The Stored Communications Act Claim: The SCA claim was also dismissed. The Court found that Plaintiff’s SCA claim fails because he has not alleged facts that plausibly suggest that the communications were in “electronic storage,” meaning that the communications were temporary or were in storage for the purpose of back-up protection. Here, Plaintiff alleged that Lyft’s and Uber’s systems store the location of every driver, whether on duty or off duty, every few seconds and that neither Uber nor Lyft ever delete the geolocation data they collect from drivers. Given that this information is never deleted, the communications at issue are not stored temporarily and therefore do not fall under section (A). The Court found that section (B) of the SCA also did not apply because Plaintiff did not plead that the communications Lyft stores on its servers is backup information.

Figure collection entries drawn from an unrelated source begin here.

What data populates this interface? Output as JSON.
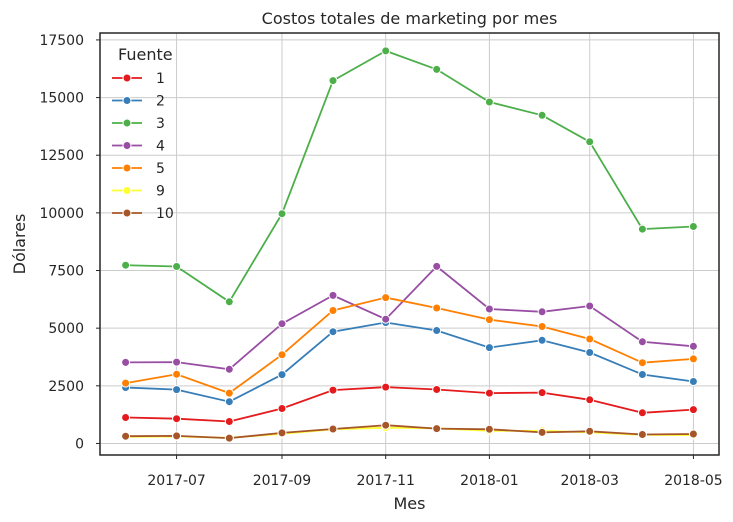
{
  "chart_data": {
    "type": "line",
    "title": "Costos totales de marketing por mes",
    "xlabel": "Mes",
    "ylabel": "Dólares",
    "x": [
      "2017-06-01",
      "2017-07-01",
      "2017-08-01",
      "2017-09-01",
      "2017-10-01",
      "2017-11-01",
      "2017-12-01",
      "2018-01-01",
      "2018-02-01",
      "2018-03-01",
      "2018-04-01",
      "2018-05-01"
    ],
    "x_tick_labels": [
      "2017-07",
      "2017-09",
      "2017-11",
      "2018-01",
      "2018-03",
      "2018-05"
    ],
    "y_tick_labels": [
      "0",
      "2500",
      "5000",
      "7500",
      "10000",
      "12500",
      "15000",
      "17500"
    ],
    "ylim": [
      -500,
      17800
    ],
    "grid": true,
    "legend": {
      "title": "Fuente",
      "placement": "top-left"
    },
    "series": [
      {
        "name": "1",
        "color": "#e41a1c",
        "values": [
          1125,
          1072,
          952,
          1518,
          2316,
          2445,
          2342,
          2186,
          2204,
          1893,
          1328,
          1468
        ]
      },
      {
        "name": "2",
        "color": "#377eb8",
        "values": [
          2427,
          2334,
          1811,
          2985,
          4845,
          5247,
          4897,
          4157,
          4474,
          3943,
          2993,
          2689
        ]
      },
      {
        "name": "3",
        "color": "#4daf4a",
        "values": [
          7732,
          7674,
          6144,
          9964,
          15737,
          17025,
          16220,
          14809,
          14229,
          13081,
          9297,
          9411
        ]
      },
      {
        "name": "4",
        "color": "#984ea3",
        "values": [
          3515,
          3530,
          3218,
          5193,
          6421,
          5388,
          7680,
          5832,
          5711,
          5961,
          4408,
          4215
        ]
      },
      {
        "name": "5",
        "color": "#ff7f00",
        "values": [
          2617,
          2998,
          2185,
          3849,
          5767,
          6325,
          5873,
          5372,
          5072,
          4530,
          3501,
          3669
        ]
      },
      {
        "name": "9",
        "color": "#ffff33",
        "values": [
          285,
          302,
          248,
          415,
          610,
          683,
          657,
          547,
          551,
          480,
          372,
          362
        ]
      },
      {
        "name": "10",
        "color": "#a65628",
        "values": [
          314,
          330,
          232,
          460,
          626,
          792,
          645,
          614,
          480,
          526,
          388,
          409
        ]
      }
    ]
  }
}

The California State Law Claims: These claims were the victims of what appears to be poor drafting. The Court refers to the claims as a recitation of “boilerplate” claims without sufficient supporting facts. For example, for the invasion of privacy claim, the Court noted that “Plaintiff’s reference to his allegation that Uber obtained the names of Lyft’s customers is puzzling as he does not explain how that translates into a serious invasion of Plaintiff’s right to privacy.” In other words, the Court did not hold that Uber’s actions were not invasion of privacy, just that the Plaintiff did not properly draft the lawsuit.